24 марта Гаугг, вероятно по инициативе архиепископа, вновь запросил ОКВ — не изменило ли оно своей точки зрения, на что 4 апреля последовал отрицательный ответ [568] . Тем не менее вплоть до конца весны 1942 г. в основном продолжалась прежняя практика проникновения отдельных священников епархии в лагеря с разрешения их комендантов. Так, в письме членов приходского совета русской церкви в Вене митр. Серафиму от 14 апреля говорилось: «Благодаря работе известного числа членов нашей общины в лагерях военнопленных переводчиками, удалось добиться посещений пленных священником. Во время этих посещений происходят богослужения и беседы. Последние требуют от священника особенного умственного напряжения и развития. Степень интереса, проявляемого пленными к этим беседам, и степень их развития видна из перечня вопросов, поставленных священнику в такой беседе… Каждому истинно верующему человеку ясна важность разработки этих вопросов. Они должны стать основными для Германской православной епархии». К письму был приложен перечень вопросов, особенно интересовавших военнопленных: «1. Священное Писание и наука. Взаимоотношение их… 7. Значение религии для государства… 10. Личность в православии… 19. Будут ли в будущей освобожденной от советов России признаваться законными браки, заключенные отдельными верующими и благословленные мирянами при отсутствии священников. Роль и значение этих эрзац-священников с точки зрения Православной Церкви» [569] .
568
Там же. R5 101/22 183. Bl. 45. 47.
569
РГ ВА, ф. 500, оп. 3, д. 454, л. 249–251.

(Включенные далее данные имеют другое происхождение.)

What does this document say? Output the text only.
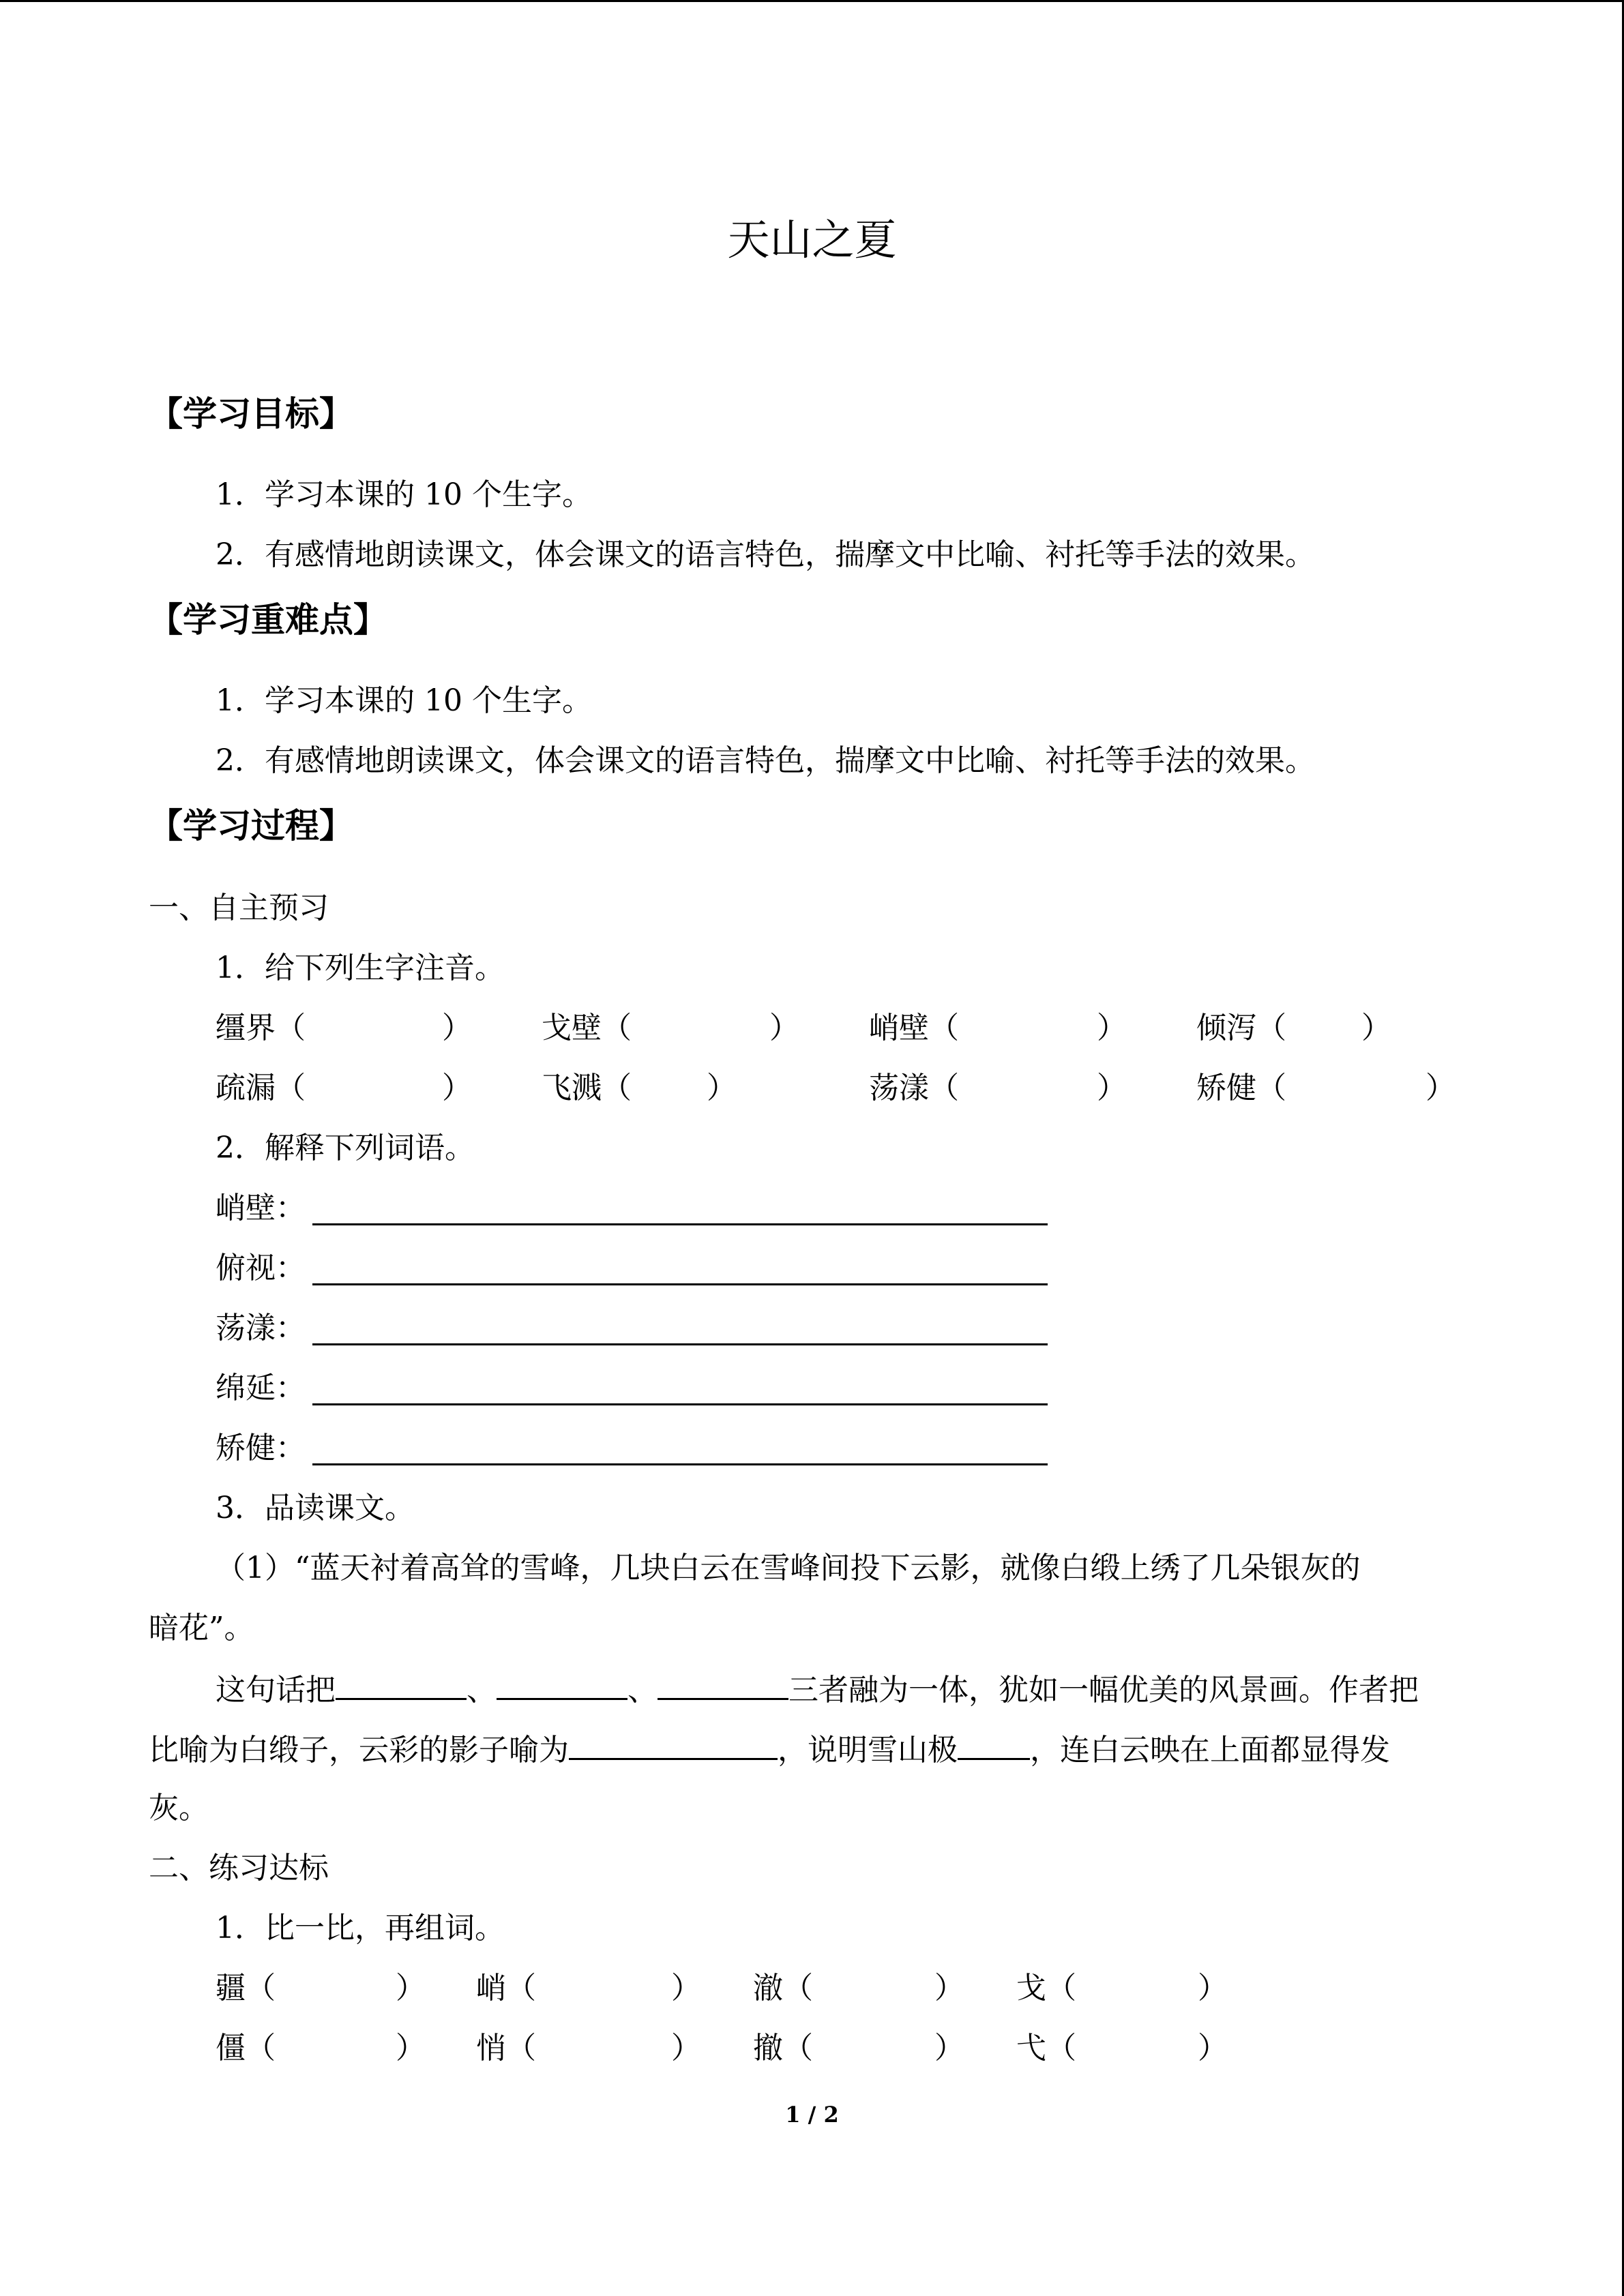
天山之夏
【学习目标】
1．学习本课的 10 个生字。
2．有感情地朗读课文，体会课文的语言特色，揣摩文中比喻、衬托等手法的效果。
【学习重难点】
1．学习本课的 10 个生字。
2．有感情地朗读课文，体会课文的语言特色，揣摩文中比喻、衬托等手法的效果。
【学习过程】
一、自主预习
1．给下列生字注音。
缰界（	） 戈壁（	） 峭壁（	） 倾泻（	）
疏漏（	） 飞溅（	）	荡漾（	） 矫健（	）
2．解释下列词语。
峭壁：
俯视：
荡漾：
绵延：
矫健：
3．品读课文。
（1）“蓝天衬着高耸的雪峰，几块白云在雪峰间投下云影，就像白缎上绣了几朵银灰的
暗花”。
这句话把	、	、	三者融为一体，犹如一幅优美的风景画。作者把
比喻为白缎子，云彩的影子喻为	，说明雪山极 ，连白云映在上面都显得发
灰。
二、练习达标
1．比一比，再组词。
疆（	） 峭（	） 澈（	） 戈（	）
僵（	） 悄（	） 撤（	） 弋（	）
1 / 2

В начале 1942 г. состоялись и лагерные богослужения возглавившего вскоре миссионерский епархиальный комитет архимандрита Иоанна (Шаховского). Позднее он писал в главе «Город в огне» своей книги воспоминаний: «Всего один раз в 1942 г. мне удалось посетить лагерь военнопленных. Это был офицерский лагерь около Бад-Киссингена. Кроме нескольких старших офицеров туда было интернировано около 2000 молодых лейтенантов советской армии. Можно представить себе мое удивление, когда среди этих советских офицеров, родившихся после Октября, сразу же организовался церковный хор, спевший без нот всю литургию. Приблизительно половина пленных захотела принять участие в церковной службе, общей исповеди и причастилась Святых Тайн. В этой поездке меня сопровождал о. Александр Киселев. По возвращении в Берлин я был немедленно вызван на допрос в гестапо, которое оказалось взволновано самим фактом нашего посещения этого лагеря по приглашению комендатуры» [570] .
570
Иоанн (Шаховской), архиепископ.Избранное. С. 367.